Set in a beautiful seaside town on the Italian Riviera, Disney and Pixar’s “Luca” is about two boys/sea monsters experiencing an unforgettable summer filled with gelato, pasta and endless scooter rides. [PIXAR]

Set in a beautiful seaside town on the Italian Riviera, Disney and Pixar’s “Luca” is about two boys/sea monsters experiencing an unforgettable summer filled with gelato, pasta and endless scooter rides. [PIXAR]

 
Their transformation process from a sea monster to human was inspired by octopuses.
 
We looked at octopuses, which can transform,” he said. “They can even change the texture and color of their skin.
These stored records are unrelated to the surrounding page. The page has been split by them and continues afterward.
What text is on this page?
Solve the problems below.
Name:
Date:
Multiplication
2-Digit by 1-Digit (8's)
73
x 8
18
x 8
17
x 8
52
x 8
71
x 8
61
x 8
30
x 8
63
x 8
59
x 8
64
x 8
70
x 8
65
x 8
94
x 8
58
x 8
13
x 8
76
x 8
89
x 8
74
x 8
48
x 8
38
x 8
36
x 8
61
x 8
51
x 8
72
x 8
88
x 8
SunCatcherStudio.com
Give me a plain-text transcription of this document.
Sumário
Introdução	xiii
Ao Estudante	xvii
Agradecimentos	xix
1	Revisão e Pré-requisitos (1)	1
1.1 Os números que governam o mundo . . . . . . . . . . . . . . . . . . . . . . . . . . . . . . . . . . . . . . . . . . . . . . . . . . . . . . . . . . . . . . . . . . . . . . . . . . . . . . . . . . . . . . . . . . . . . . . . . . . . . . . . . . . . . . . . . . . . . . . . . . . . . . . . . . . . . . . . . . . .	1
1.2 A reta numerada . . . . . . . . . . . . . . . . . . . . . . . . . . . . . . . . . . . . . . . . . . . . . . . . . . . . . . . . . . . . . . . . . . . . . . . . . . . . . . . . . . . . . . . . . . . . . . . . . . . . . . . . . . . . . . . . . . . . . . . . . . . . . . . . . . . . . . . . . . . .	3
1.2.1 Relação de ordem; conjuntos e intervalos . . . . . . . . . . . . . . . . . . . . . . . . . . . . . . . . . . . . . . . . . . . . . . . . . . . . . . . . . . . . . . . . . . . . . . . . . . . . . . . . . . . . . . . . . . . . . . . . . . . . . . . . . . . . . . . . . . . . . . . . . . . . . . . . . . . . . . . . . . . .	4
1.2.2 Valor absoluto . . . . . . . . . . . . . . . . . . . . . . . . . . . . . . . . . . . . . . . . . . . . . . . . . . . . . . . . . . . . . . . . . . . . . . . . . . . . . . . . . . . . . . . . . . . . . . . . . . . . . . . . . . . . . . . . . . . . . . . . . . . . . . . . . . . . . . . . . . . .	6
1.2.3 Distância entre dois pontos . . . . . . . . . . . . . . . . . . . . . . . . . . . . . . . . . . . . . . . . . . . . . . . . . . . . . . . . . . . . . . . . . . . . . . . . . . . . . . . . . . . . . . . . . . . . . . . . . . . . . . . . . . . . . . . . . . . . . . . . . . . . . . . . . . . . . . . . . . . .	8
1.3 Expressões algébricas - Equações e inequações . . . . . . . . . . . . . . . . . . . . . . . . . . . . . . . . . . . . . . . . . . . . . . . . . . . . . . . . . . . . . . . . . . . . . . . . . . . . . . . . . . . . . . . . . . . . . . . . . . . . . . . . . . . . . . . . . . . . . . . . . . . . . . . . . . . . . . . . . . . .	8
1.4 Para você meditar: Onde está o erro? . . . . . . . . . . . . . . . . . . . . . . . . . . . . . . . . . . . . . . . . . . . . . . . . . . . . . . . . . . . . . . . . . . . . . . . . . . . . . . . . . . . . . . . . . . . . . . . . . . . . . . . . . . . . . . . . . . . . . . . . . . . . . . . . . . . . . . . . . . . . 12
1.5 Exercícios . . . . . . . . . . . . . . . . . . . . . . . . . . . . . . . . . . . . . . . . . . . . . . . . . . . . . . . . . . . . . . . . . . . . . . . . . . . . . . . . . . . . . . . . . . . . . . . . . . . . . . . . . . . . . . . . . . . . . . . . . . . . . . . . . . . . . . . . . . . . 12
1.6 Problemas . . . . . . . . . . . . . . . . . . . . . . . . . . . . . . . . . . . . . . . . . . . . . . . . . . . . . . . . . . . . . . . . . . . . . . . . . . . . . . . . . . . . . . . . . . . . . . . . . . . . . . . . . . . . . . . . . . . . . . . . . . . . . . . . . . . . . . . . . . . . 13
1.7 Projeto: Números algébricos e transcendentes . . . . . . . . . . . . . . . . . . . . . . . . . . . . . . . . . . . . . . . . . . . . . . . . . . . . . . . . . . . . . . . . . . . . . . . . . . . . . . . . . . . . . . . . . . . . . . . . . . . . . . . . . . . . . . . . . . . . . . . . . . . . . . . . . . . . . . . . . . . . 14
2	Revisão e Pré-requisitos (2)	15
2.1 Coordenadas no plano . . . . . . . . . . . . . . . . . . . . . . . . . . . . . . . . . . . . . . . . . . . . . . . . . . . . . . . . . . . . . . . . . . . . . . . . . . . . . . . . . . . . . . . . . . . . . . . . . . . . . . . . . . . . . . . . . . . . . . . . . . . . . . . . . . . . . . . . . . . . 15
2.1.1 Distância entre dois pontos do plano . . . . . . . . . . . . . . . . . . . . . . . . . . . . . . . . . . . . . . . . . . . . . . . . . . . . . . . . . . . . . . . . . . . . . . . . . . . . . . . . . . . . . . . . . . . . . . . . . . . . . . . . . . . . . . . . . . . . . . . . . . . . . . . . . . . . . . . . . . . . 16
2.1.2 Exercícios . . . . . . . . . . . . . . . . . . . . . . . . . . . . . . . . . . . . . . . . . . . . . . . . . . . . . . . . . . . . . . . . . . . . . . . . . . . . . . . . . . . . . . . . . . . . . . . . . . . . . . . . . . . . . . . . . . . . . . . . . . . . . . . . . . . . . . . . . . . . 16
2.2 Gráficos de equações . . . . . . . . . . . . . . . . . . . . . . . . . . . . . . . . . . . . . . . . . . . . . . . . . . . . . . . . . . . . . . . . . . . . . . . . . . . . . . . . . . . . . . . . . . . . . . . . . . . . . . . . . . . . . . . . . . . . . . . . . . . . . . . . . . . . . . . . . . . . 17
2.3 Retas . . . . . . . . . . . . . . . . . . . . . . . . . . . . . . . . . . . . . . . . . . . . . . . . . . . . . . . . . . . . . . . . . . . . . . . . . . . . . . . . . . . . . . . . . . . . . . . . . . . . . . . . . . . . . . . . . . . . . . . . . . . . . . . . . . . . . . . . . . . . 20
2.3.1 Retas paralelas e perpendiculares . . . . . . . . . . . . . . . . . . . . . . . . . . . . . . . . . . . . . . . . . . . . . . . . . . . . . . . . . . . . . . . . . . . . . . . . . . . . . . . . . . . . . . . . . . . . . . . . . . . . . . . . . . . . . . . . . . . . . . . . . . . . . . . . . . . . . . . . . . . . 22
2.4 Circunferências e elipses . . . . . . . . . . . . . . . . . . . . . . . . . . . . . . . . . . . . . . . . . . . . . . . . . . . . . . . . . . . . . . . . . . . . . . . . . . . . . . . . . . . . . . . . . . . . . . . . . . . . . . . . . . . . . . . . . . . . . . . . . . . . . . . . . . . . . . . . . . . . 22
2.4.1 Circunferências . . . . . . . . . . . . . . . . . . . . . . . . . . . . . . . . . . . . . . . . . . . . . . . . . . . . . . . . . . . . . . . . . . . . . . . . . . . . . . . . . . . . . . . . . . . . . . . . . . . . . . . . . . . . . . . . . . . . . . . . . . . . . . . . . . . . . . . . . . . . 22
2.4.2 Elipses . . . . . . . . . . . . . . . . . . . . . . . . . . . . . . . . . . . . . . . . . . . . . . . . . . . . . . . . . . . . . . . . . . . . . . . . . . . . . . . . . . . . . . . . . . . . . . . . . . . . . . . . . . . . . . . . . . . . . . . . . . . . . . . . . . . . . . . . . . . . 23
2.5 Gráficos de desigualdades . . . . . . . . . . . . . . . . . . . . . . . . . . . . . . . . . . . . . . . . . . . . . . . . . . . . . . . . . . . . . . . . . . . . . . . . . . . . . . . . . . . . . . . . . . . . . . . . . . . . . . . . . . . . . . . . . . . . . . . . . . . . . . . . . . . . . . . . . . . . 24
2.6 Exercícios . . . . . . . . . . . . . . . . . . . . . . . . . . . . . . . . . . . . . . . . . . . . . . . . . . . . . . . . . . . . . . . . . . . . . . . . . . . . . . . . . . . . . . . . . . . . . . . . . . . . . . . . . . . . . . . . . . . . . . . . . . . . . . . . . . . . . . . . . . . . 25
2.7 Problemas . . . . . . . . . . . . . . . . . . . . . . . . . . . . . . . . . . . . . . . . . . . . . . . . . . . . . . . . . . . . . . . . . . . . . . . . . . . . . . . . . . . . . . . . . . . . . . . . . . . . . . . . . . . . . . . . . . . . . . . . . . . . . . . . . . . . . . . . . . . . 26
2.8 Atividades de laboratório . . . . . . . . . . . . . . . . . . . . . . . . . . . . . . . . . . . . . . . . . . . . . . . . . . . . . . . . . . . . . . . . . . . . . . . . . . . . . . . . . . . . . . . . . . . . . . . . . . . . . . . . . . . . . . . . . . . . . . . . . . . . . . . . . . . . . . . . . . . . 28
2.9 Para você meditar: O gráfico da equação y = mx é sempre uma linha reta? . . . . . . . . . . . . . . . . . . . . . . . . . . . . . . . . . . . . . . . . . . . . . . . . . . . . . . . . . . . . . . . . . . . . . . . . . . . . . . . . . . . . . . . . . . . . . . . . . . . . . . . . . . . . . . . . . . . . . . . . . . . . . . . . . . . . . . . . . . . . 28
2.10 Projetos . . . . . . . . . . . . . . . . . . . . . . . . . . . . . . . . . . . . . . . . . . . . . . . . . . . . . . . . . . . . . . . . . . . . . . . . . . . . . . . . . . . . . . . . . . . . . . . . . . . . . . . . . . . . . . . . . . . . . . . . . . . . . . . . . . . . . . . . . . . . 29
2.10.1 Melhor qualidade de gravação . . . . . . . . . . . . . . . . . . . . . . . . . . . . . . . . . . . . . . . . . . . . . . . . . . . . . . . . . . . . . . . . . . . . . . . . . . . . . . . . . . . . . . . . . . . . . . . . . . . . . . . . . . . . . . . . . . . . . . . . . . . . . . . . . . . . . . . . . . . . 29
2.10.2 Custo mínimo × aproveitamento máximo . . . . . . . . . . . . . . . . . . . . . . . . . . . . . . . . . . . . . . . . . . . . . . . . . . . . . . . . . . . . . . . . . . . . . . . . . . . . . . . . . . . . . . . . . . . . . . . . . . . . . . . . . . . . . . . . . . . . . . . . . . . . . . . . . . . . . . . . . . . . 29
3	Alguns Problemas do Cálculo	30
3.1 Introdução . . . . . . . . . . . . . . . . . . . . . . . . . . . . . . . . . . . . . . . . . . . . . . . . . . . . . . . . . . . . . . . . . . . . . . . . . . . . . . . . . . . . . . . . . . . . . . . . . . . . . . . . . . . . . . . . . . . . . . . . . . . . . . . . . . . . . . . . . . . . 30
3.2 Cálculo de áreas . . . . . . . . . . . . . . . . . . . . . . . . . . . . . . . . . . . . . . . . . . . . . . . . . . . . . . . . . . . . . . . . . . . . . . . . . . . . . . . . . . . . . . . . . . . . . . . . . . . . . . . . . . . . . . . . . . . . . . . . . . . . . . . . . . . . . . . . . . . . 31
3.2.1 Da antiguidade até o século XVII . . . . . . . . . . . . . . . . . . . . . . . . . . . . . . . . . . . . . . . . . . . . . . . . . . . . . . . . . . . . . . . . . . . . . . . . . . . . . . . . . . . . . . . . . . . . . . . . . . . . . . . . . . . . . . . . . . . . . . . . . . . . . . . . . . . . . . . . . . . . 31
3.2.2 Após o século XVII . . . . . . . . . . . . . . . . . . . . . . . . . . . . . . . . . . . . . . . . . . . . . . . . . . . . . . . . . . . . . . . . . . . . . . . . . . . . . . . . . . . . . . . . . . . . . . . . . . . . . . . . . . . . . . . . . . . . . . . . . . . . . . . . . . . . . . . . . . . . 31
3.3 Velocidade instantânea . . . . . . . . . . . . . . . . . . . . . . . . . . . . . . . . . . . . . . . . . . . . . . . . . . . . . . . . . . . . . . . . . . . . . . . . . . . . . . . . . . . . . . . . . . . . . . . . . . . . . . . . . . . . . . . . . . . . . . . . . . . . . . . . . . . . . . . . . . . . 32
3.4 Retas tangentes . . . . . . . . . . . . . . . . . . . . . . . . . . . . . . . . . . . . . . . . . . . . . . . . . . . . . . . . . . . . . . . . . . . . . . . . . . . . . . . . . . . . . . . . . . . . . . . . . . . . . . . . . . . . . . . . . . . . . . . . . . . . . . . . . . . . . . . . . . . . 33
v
We wanted to make the transformation feel like an adaptation, and they’re hiding their true sea-monster self.
 
“And we realized through the story that the most fun would be to every time water hits the skin it would turn into a monster,” he continued. “There would be a wonderful risk for our boys to be in town.
 
“These were very different technical things because you would have to figure out how the scales would retract and how the color would slowly pulsate and go away into their skin. We wanted the transformation to be wondrous, natural, a little bit magical.”
 
His film was influenced by Japanese animator Hayao Miyazaki, the works of which the director has been familiar with for years.
 
“I grew up in Italy with all kinds of Japanese animation in the 80s, so I fell in love with animation,” he said. “The first television series that I absolutely loved was ‘Future Boy Conan,’ [1978] which was an early work of Miyazaki. One thing I love about them specifically is that he takes the point of view of kids. He has this wonderful wonder and attention towards nature. I love that sense of having a child looking up at the world and appreciating small things around us. That’s why I thought the story of sea monsters coming out of the water and experiencing the world around us was a perfect to show us that point of view.”  
 
The director says that he still keeps in touch with his friend who inspired him so much, stimulating him to take chances and push his boundaries.  
 
“He loved to do different things all the time, and his family wasn’t around so much, so he was very free,” the director said about his friend. “I was more sheltered, so this was the moment where I got to push the boundaries of my world. We could run around the city and places maybe we shouldn’t be at at 12. He got into fun, exciting things, sometimes risky things. And we are still in touch. He’s in Italy, and he’s an air force pilot, so he had a really wonderful career.
 
“One anecdote I still remember is that one week he decided he wanted python as a pet, so he bought a snake, and we brought him into high school,” he said. “It was a small python, but he told me last year that he was so afraid of the python that his little sister had to feed the snake. I never knew this, but it made me laugh so hard. Obviously he was testing his fears in this way. I think he was so memorable to me because I feel I might not have come all the way to the United States and I might not have not taken all the chances I did in life if I hadn’t learned to take risks with him early on.”
 
The film, which premiers in some countries on Disney + on June 18, will be rolled out in local theaters next month.. Disney+ is not yet available in Korea.